D’Errico is a 44-year-old housewife who got involved after seeing pictures of starving Ethiopians. She wanted to do something that would last longer than a handout.

“We get together and we practice what we’re going to say” to politicians, says Dorsey Lawson, a member of the Pasadena Results group as well as West Coast manager for the organization, which has 150 small groups worldwide, including two in the San Gabriel Valley. “Some people say that’s like kids in school, but we have fun doing it, and we get to where we’re saying, ‘Yeah, I can do something.’ ”

So that is why these people, ranging from an elderly woman with dainty white curls to Kris Hermes, a 25-year-old mechanical engineer and Results state coordinator, are here. “I don’t know that long-term (problems) are being solved on the basis of give, give, give,” Hermes says.

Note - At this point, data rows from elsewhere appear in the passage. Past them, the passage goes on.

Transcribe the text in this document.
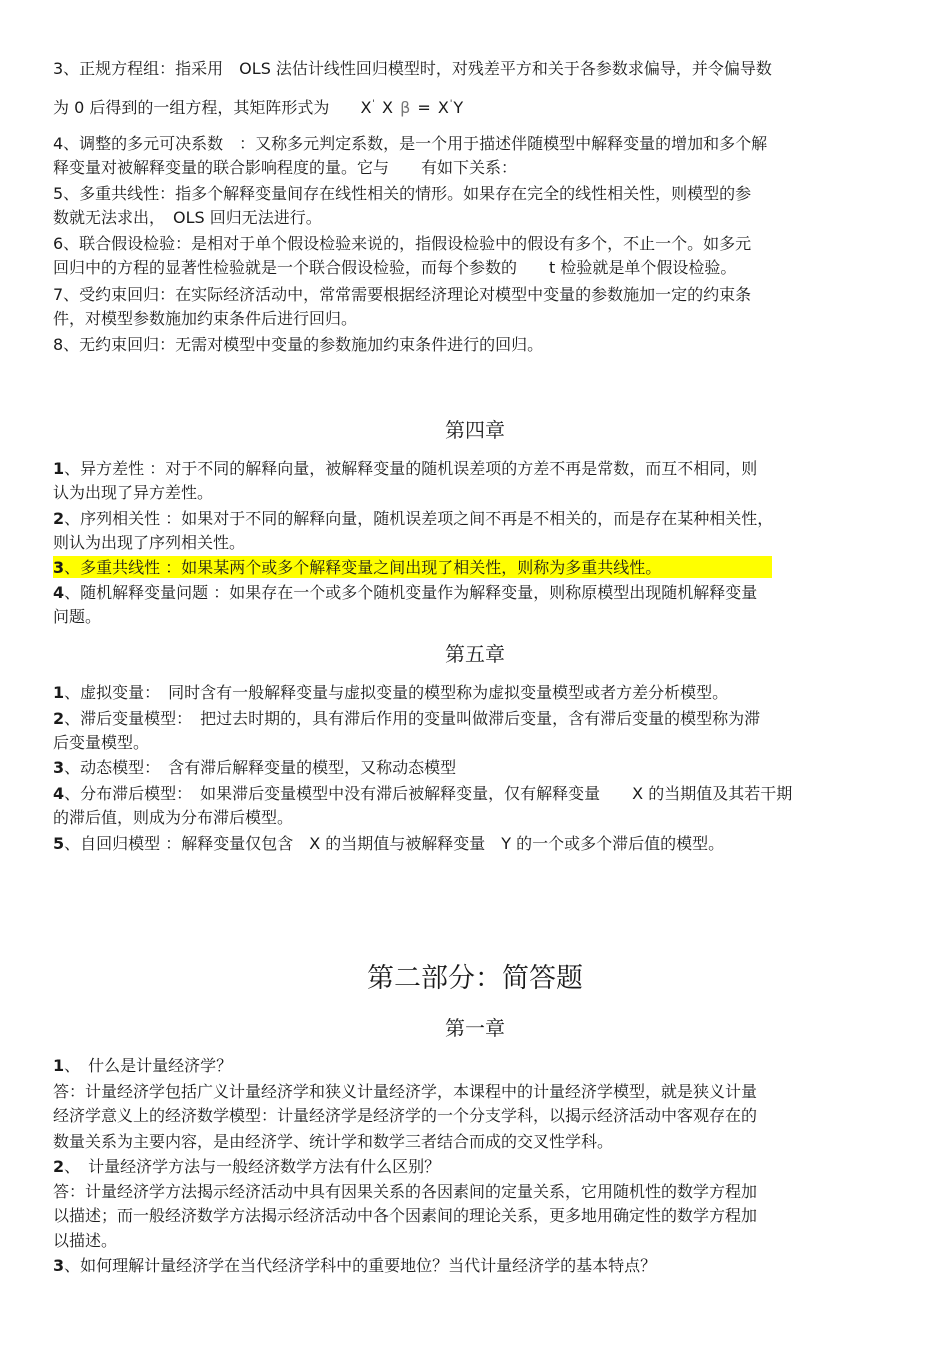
3、正规方程组：指采用　OLS 法估计线性回归模型时，对残差平方和关于各参数求偏导，并令偏导数
为 0 后得到的一组方程，其矩阵形式为 X' X β = X'Y
4、调整的多元可决系数　：又称多元判定系数，是一个用于描述伴随模型中解释变量的增加和多个解
释变量对被解释变量的联合影响程度的量。它与　　有如下关系：
5、多重共线性：指多个解释变量间存在线性相关的情形。如果存在完全的线性相关性，则模型的参
数就无法求出，　OLS 回归无法进行。
6、联合假设检验：是相对于单个假设检验来说的，指假设检验中的假设有多个，不止一个。如多元
回归中的方程的显著性检验就是一个联合假设检验，而每个参数的　　t 检验就是单个假设检验。
7、受约束回归：在实际经济活动中，常常需要根据经济理论对模型中变量的参数施加一定的约束条
件，对模型参数施加约束条件后进行回归。
8、无约束回归：无需对模型中变量的参数施加约束条件进行的回归。
第四章
1、异方差性 ：对于不同的解释向量，被解释变量的随机误差项的方差不再是常数，而互不相同，则
认为出现了异方差性。
2、序列相关性 ：如果对于不同的解释向量，随机误差项之间不再是不相关的，而是存在某种相关性，
则认为出现了序列相关性。
3、多重共线性 ：如果某两个或多个解释变量之间出现了相关性，则称为多重共线性。
4、随机解释变量问题 ：如果存在一个或多个随机变量作为解释变量，则称原模型出现随机解释变量
问题。
第五章
1、虚拟变量：　同时含有一般解释变量与虚拟变量的模型称为虚拟变量模型或者方差分析模型。
2、滞后变量模型：　把过去时期的，具有滞后作用的变量叫做滞后变量，含有滞后变量的模型称为滞
后变量模型。
3、动态模型：　含有滞后解释变量的模型，又称动态模型
4、分布滞后模型：　如果滞后变量模型中没有滞后被解释变量，仅有解释变量　　X 的当期值及其若干期
的滞后值，则成为分布滞后模型。
5、自回归模型 ：解释变量仅包含　X 的当期值与被解释变量　Y 的一个或多个滞后值的模型。
第二部分：简答题
第一章
1、　什么是计量经济学？
答：计量经济学包括广义计量经济学和狭义计量经济学，本课程中的计量经济学模型，就是狭义计量
经济学意义上的经济数学模型：计量经济学是经济学的一个分支学科，以揭示经济活动中客观存在的
数量关系为主要内容，是由经济学、统计学和数学三者结合而成的交叉性学科。
2、　计量经济学方法与一般经济数学方法有什么区别？
答：计量经济学方法揭示经济活动中具有因果关系的各因素间的定量关系，它用随机性的数学方程加
以描述；而一般经济数学方法揭示经济活动中各个因素间的理论关系，更多地用确定性的数学方程加
以描述。
3、如何理解计量经济学在当代经济学科中的重要地位？当代计量经济学的基本特点？
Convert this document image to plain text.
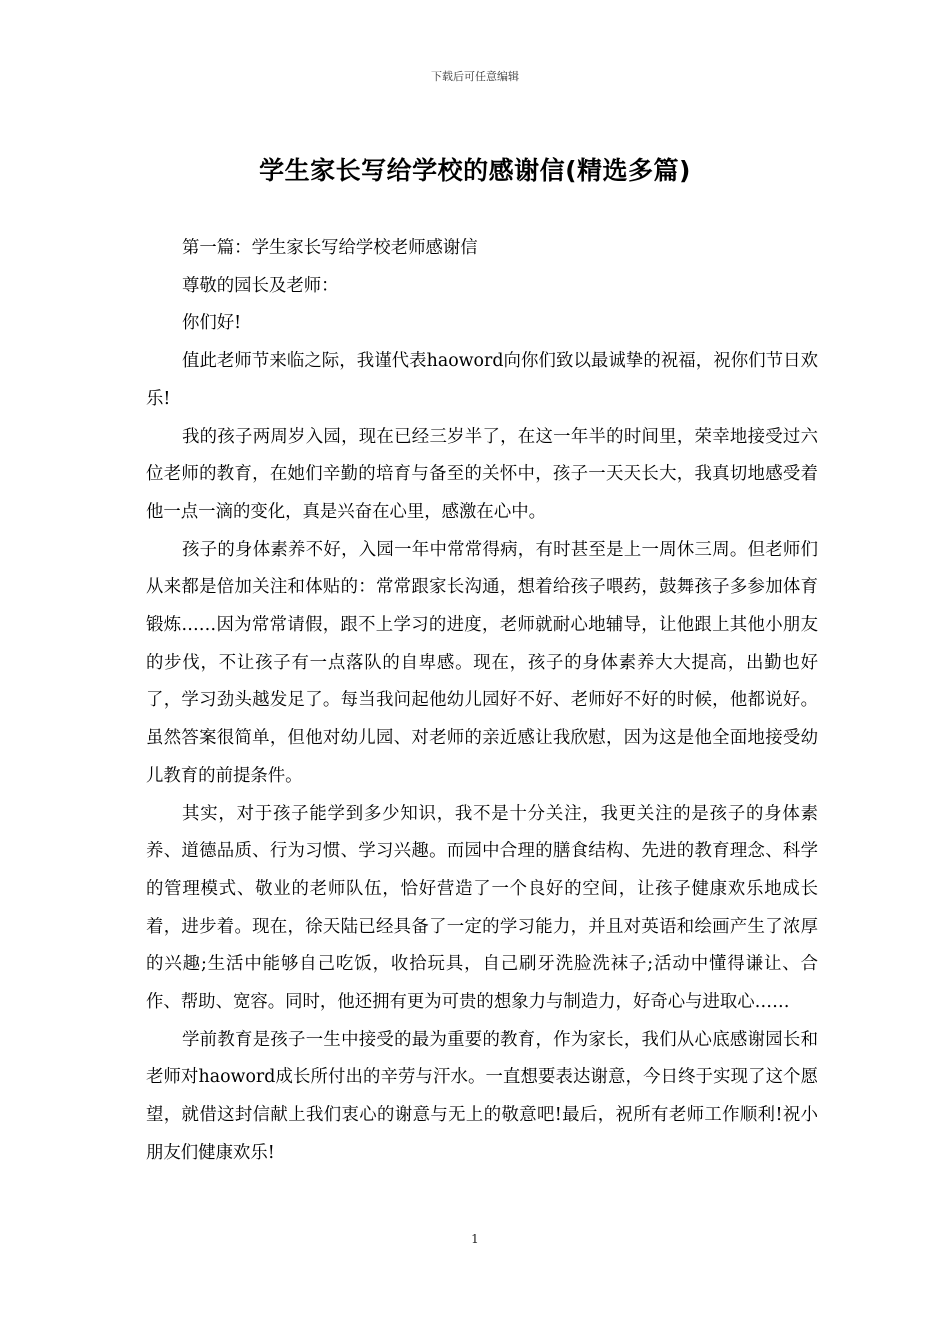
下载后可任意编辑
学生家长写给学校的感谢信(精选多篇)

第一篇：学生家长写给学校老师感谢信

尊敬的园长及老师：

你们好!

值此老师节来临之际，我谨代表haoword向你们致以最诚挚的祝福，祝你们节日欢乐!

我的孩子两周岁入园，现在已经三岁半了，在这一年半的时间里，荣幸地接受过六位老师的教育，在她们辛勤的培育与备至的关怀中，孩子一天天长大，我真切地感受着他一点一滴的变化，真是兴奋在心里，感激在心中。

孩子的身体素养不好，入园一年中常常得病，有时甚至是上一周休三周。但老师们从来都是倍加关注和体贴的：常常跟家长沟通，想着给孩子喂药，鼓舞孩子多参加体育锻炼……因为常常请假，跟不上学习的进度，老师就耐心地辅导，让他跟上其他小朋友的步伐，不让孩子有一点落队的自卑感。现在，孩子的身体素养大大提高，出勤也好了，学习劲头越发足了。每当我问起他幼儿园好不好、老师好不好的时候，他都说好。虽然答案很简单，但他对幼儿园、对老师的亲近感让我欣慰，因为这是他全面地接受幼儿教育的前提条件。

其实，对于孩子能学到多少知识，我不是十分关注，我更关注的是孩子的身体素养、道德品质、行为习惯、学习兴趣。而园中合理的膳食结构、先进的教育理念、科学的管理模式、敬业的老师队伍，恰好营造了一个良好的空间，让孩子健康欢乐地成长着，进步着。现在，徐天陆已经具备了一定的学习能力，并且对英语和绘画产生了浓厚的兴趣;生活中能够自己吃饭，收拾玩具，自己刷牙洗脸洗袜子;活动中懂得谦让、合作、帮助、宽容。同时，他还拥有更为可贵的想象力与制造力，好奇心与进取心……

学前教育是孩子一生中接受的最为重要的教育，作为家长，我们从心底感谢园长和老师对haoword成长所付出的辛劳与汗水。一直想要表达谢意，今日终于实现了这个愿望，就借这封信献上我们衷心的谢意与无上的敬意吧!最后，祝所有老师工作顺利!祝小朋友们健康欢乐!

1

What it amounts to, says Sam Harris, a former music teacher who started Results nine years ago in Van Nuys, is a “little letter-writing group” seeking to coalesce “the political will to end hunger.”

And if wearing white shorts and whacking yellow balls in the sunshine to help people whose babies are dying seems almost a California caricature . . . well, as Margaret Mead said, never doubt that a small group of thoughtful citizens can change the world. Indeed, it’s the only way it’s ever been done.